カカシが牡丹を連れて木ノ葉を巡ったのは、それから一週間後のことだった。

木ノ葉隠れの里は、安定した気候で過ごしやすい。忍の諸任務を源泉とした経済活動も順調で、今後も発展が大いに見込まれる。時折広がる焼け野原や倒壊家屋など、戦争の傷跡も生々しいが、破竹の勢いである経済成長を前に、虫の息と言っていいところだ。

そして何より住む人々が、生気に溢れている。隠れ里の陰鬱な心象を払拭して余りある活気だ。

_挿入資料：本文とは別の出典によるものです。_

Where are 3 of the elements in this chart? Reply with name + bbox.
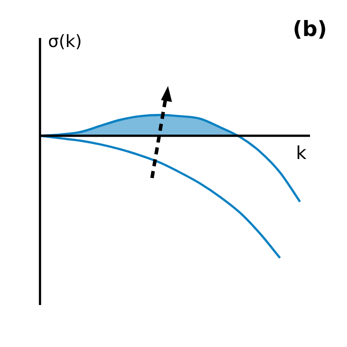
y-axis-title: σ(k) — [48, 32, 82, 52]
x-axis-title: k — [296, 143, 306, 164]
chart-title: (b) — [292, 17, 327, 41]
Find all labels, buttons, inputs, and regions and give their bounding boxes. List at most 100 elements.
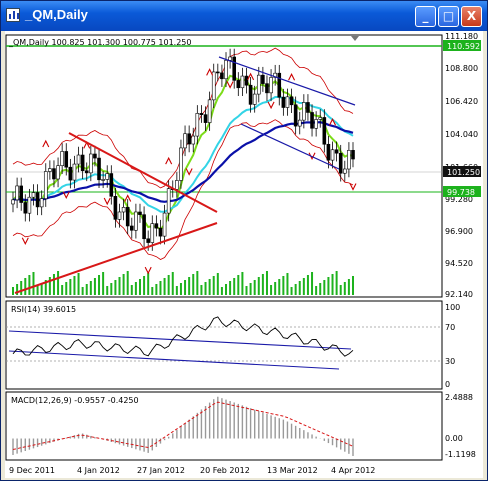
candle-body[interactable] (289, 96, 294, 106)
candle-body[interactable] (265, 83, 269, 94)
channel-bottom-line[interactable] (240, 123, 340, 170)
candle-body[interactable] (56, 165, 60, 180)
candle-body[interactable] (224, 60, 228, 80)
candle-body[interactable] (68, 166, 73, 181)
candle-body[interactable] (31, 192, 36, 198)
candle-body[interactable] (48, 168, 52, 172)
candle-body[interactable] (64, 151, 69, 168)
candle-body[interactable] (232, 56, 237, 81)
candle-body[interactable] (76, 154, 81, 165)
candle-body[interactable] (121, 207, 126, 213)
candle-body[interactable] (146, 238, 150, 243)
candle-body[interactable] (334, 149, 339, 154)
candle-body[interactable] (236, 80, 241, 89)
chart-area[interactable]: 111.180 108.800 106.420 104.040 101.660 … (5, 31, 483, 478)
candle-body[interactable] (154, 223, 159, 229)
candle-body[interactable] (347, 150, 351, 170)
candle-body[interactable] (80, 154, 85, 172)
candle-body[interactable] (125, 207, 130, 227)
rsi-trend-bottom[interactable] (8, 350, 340, 370)
candle-body[interactable] (261, 74, 265, 84)
candle-body[interactable] (39, 198, 44, 208)
candle-body[interactable] (314, 119, 318, 129)
candle-body[interactable] (43, 171, 48, 199)
candle-body[interactable] (338, 152, 343, 174)
candle-body[interactable] (293, 104, 298, 127)
candle-body[interactable] (252, 93, 257, 105)
candle-body[interactable] (322, 117, 327, 145)
candle-body[interactable] (244, 75, 249, 86)
candle-body[interactable] (216, 71, 220, 74)
rsi-trend-top[interactable] (8, 330, 352, 350)
candle-body[interactable] (134, 211, 138, 231)
candle-body[interactable] (310, 112, 314, 129)
shift-marker-icon[interactable] (351, 36, 359, 41)
trend-lines[interactable] (14, 56, 356, 294)
candle-body[interactable] (343, 168, 347, 174)
volume-bar (343, 282, 346, 295)
candle-body[interactable] (158, 227, 163, 237)
candle-body[interactable] (60, 151, 64, 167)
candle-body[interactable] (150, 223, 155, 243)
maximize-button[interactable]: □ (438, 6, 459, 27)
candle-body[interactable] (23, 202, 28, 214)
candle-body[interactable] (19, 185, 23, 203)
candle-body[interactable] (101, 179, 105, 181)
candle-body[interactable] (52, 168, 56, 180)
candle-body[interactable] (187, 133, 191, 145)
candle-body[interactable] (109, 173, 114, 197)
candle-body[interactable] (195, 113, 200, 137)
candle-body[interactable] (89, 153, 93, 174)
candle-body[interactable] (211, 71, 216, 101)
candle-body[interactable] (240, 75, 245, 89)
trend-line-up[interactable] (14, 222, 218, 294)
candle-body[interactable] (11, 199, 15, 205)
candle-body[interactable] (220, 72, 224, 80)
candlesticks[interactable] (11, 48, 355, 251)
candle-body[interactable] (207, 99, 212, 123)
candle-body[interactable] (256, 74, 261, 95)
candle-body[interactable] (330, 149, 335, 161)
candle-body[interactable] (179, 147, 183, 181)
candle-body[interactable] (281, 96, 286, 108)
candle-body[interactable] (117, 211, 122, 220)
candle-body[interactable] (175, 180, 179, 190)
candle-body[interactable] (318, 117, 323, 120)
candle-body[interactable] (326, 143, 331, 161)
candle-body[interactable] (183, 133, 187, 149)
candle-body[interactable] (84, 170, 89, 174)
candle-body[interactable] (277, 72, 282, 98)
candle-body[interactable] (142, 214, 146, 240)
candle-body[interactable] (306, 102, 310, 113)
lower-band-line (12, 119, 354, 260)
candle-body[interactable] (72, 163, 77, 181)
candle-body[interactable] (166, 188, 171, 214)
candle-body[interactable] (285, 96, 290, 108)
title-bar[interactable]: _QM,Daily _ □ X (1, 1, 487, 31)
close-button[interactable]: X (461, 6, 482, 27)
candle-body[interactable] (97, 157, 101, 181)
candle-body[interactable] (93, 153, 97, 159)
minimize-button[interactable]: _ (415, 6, 436, 27)
candle-body[interactable] (351, 150, 355, 160)
candle-body[interactable] (191, 135, 196, 145)
trend-line-down[interactable] (68, 132, 218, 213)
candle-body[interactable] (138, 211, 142, 215)
candle-body[interactable] (199, 113, 204, 115)
volume-bar (155, 284, 158, 295)
candle-body[interactable] (162, 212, 167, 237)
candle-body[interactable] (129, 225, 134, 231)
candle-body[interactable] (15, 185, 19, 201)
candle-body[interactable] (27, 196, 32, 214)
candle-body[interactable] (302, 102, 306, 121)
candle-body[interactable] (203, 114, 208, 123)
channel-top-line[interactable] (218, 56, 356, 106)
candle-body[interactable] (248, 84, 253, 105)
candle-body[interactable] (113, 196, 118, 220)
candle-body[interactable] (297, 119, 302, 127)
candle-body[interactable] (228, 56, 232, 61)
candle-body[interactable] (105, 173, 110, 180)
chart-canvas[interactable]: 111.180 108.800 106.420 104.040 101.660 … (5, 31, 483, 478)
candle-body[interactable] (35, 192, 40, 208)
candle-body[interactable] (269, 77, 273, 94)
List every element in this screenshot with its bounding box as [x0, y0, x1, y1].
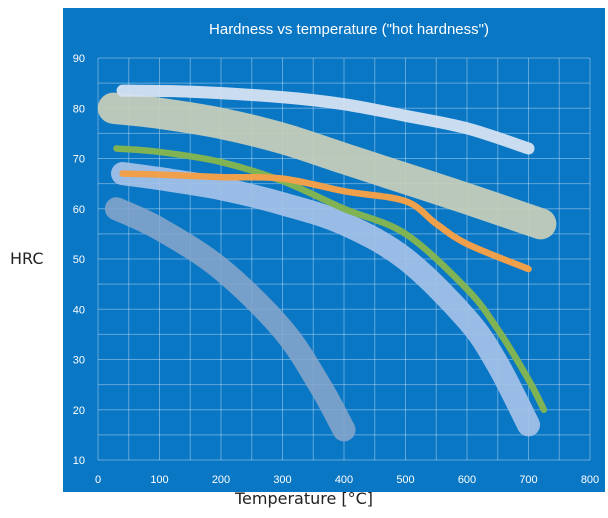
series-band-2: [111, 162, 541, 437]
x-tick-label: 300: [273, 474, 291, 486]
chart-title: Hardness vs temperature ("hot hardness"): [209, 21, 489, 38]
x-tick-label: 700: [519, 474, 537, 486]
series-band-1: [104, 197, 356, 442]
y-tick-labels: 10 20 30 40 50 60 70 80 90: [73, 53, 85, 467]
y-axis-label: HRC: [10, 249, 44, 268]
y-tick-label: 50: [73, 254, 85, 266]
y-tick-label: 80: [73, 103, 85, 115]
x-tick-label: 500: [396, 474, 414, 486]
x-axis-label: Temperature [°C]: [234, 489, 374, 508]
series-band-6: [119, 170, 532, 273]
y-tick-label: 90: [73, 53, 85, 65]
series-band-4: [116, 84, 535, 155]
x-tick-label: 600: [458, 474, 476, 486]
y-tick-label: 60: [73, 204, 85, 216]
y-tick-label: 10: [73, 455, 85, 467]
series-band-3: [97, 92, 557, 240]
x-tick-label: 200: [212, 474, 230, 486]
series-band-5: [113, 145, 548, 414]
series-layer: [97, 84, 557, 442]
y-tick-label: 40: [73, 304, 85, 316]
x-tick-labels: 0 100 200 300 400 500 600 700 800: [95, 474, 599, 486]
y-tick-label: 20: [73, 405, 85, 417]
y-tick-label: 30: [73, 355, 85, 367]
x-tick-label: 100: [150, 474, 168, 486]
y-tick-label: 70: [73, 154, 85, 166]
x-tick-label: 0: [95, 474, 101, 486]
x-tick-label: 400: [335, 474, 353, 486]
x-tick-label: 800: [581, 474, 599, 486]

喜ばしいことに、牡丹はどこに赴いても歓迎された。というより、六代目火影であるカカシの訪問に、浮き足立っているのだろう。どの顔もカカシを見るなり六代目六代目と声をかける。顔岩を眺めれば忍たちに呼ばれ、ラーメンを食べれば子どもたちが集まり、甘味屋に行けば女性たちに囲まれる。カカシが適当にあしらう様子を眺めるのは、そう悪い気分ではなかった。

「まったく、これじゃデートになりゃしない」

甘味屋の塩昆布を咀嚼しながら呟いた言葉は、牡丹の一笑を買う。だって彼は、火影の笠を被り、火影の羽織を身に付けているのだから。これでは目立って仕方ないというのに。

「良い里ですね」

長閑で、人々は優しい。他所から来たばかりの牡丹の為に手を焼いてくれる人もいる。一人ではない食事のなんと味気のあるものか。父親の政治と権力の中で生きてきた牡丹にとって、人の善意が心地良いのだ。

しかし返事はない。カカシは目を細めて遠くを見ていた。その横顔があまりに沈痛で、牡丹は椅子の縁に置かれた彼の手を、そっと握った。